Oder die schmalen Gassen hinter
dem Sonntagstor, dem Bab el Had, wo es allerhand Elektronik zu kaufen gibt und
junge Männer sich dichtgedrängt um Stände mit heißer Schneckensuppe scharen, um
sich am Essen und an der Nähe zu den Anderen zu wärmen.

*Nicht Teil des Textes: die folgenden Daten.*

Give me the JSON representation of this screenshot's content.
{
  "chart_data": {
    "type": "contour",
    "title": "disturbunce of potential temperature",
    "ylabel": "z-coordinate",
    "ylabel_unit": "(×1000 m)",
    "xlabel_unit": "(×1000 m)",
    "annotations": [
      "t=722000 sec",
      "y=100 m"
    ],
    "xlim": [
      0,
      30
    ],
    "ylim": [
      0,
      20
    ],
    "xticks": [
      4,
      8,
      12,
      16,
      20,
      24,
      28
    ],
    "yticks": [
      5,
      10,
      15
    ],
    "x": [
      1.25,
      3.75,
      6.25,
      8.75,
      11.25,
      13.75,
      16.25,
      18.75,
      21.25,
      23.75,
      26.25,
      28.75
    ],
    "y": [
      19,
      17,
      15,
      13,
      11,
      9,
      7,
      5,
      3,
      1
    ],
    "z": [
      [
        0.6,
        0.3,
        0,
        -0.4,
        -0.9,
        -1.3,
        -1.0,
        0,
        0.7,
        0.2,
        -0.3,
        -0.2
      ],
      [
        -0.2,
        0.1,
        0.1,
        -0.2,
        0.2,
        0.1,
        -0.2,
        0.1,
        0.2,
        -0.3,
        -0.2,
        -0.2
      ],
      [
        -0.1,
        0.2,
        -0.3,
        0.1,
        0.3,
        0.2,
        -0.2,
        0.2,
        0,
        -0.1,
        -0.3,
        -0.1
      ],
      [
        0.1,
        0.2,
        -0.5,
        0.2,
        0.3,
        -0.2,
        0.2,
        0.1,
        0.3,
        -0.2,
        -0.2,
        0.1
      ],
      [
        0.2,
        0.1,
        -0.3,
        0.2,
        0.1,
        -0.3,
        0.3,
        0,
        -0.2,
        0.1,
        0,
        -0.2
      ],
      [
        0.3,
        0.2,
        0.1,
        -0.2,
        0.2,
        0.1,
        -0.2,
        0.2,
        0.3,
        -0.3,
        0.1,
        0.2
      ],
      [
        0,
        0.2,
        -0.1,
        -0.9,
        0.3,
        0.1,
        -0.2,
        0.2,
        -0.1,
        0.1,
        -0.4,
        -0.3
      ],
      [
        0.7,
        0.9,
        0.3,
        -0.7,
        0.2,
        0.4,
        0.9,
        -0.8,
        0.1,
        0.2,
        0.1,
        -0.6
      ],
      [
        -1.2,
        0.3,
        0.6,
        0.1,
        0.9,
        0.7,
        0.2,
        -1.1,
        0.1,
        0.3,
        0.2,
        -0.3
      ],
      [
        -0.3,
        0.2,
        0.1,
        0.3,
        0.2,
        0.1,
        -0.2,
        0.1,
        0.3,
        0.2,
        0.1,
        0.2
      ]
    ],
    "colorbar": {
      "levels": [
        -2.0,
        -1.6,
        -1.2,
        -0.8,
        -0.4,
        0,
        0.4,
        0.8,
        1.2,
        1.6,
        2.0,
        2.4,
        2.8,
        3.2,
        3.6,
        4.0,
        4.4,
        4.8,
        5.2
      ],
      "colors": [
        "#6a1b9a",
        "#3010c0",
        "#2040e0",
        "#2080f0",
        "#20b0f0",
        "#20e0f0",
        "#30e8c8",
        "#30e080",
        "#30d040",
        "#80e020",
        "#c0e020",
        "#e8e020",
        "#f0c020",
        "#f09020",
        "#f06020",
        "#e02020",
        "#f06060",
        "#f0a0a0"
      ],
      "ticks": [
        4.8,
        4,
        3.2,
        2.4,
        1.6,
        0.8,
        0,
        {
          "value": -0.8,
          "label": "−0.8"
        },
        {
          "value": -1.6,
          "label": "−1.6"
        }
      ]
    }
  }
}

Dort war ich neulich unterwegs,
um ein Bild rahmen zu lassen.
Der Regen hatte nicht etwa die Straßen
sauber gewaschen, sondern, zusammen mit dem Wind, den Müll an abschüssigen
Stellen angesammelt.
Alte Frauen mit vor
Verbitterung verzerrten Gesichtszügen, in denen nur Sozialromantiker
anerkennend das „gelebte Leben“ sehen, zetern wegen irgendwas.
Einige Jungs, offenbar
zusammengehörig, prügeln sich hart, bis einer von ihnen sich mit rotem Kopf,
weinend und laut anklagend, von seiner Clique entfernt. Der Ältere lacht,
beschwichtigend, verniedlichend.
(So lernen die Kinder früh, wie sich
Demütigung anfühlt; das Gefühl wird sich wie ein roter Faden durch ihr Leben
ziehen.)
In solchen Momenten muss ich an
bestimmte Sprüche denken, die durch das Internet geistern, wie: „Das Leben
beginnt erst, wenn man die Komfortzone verlassen hat.“
Was wohl die Menschen hier mit
ihrem herrlich unkomfortablen Leben dazu zu sagen hätten?
Auf dem Vorplatz, vor dem
Nadelöhr des Toreinganges, steht eine blonde Touristin, die Arme unter der
Brust verschränkt, und guckt mit versteinerter Miene ins Leere.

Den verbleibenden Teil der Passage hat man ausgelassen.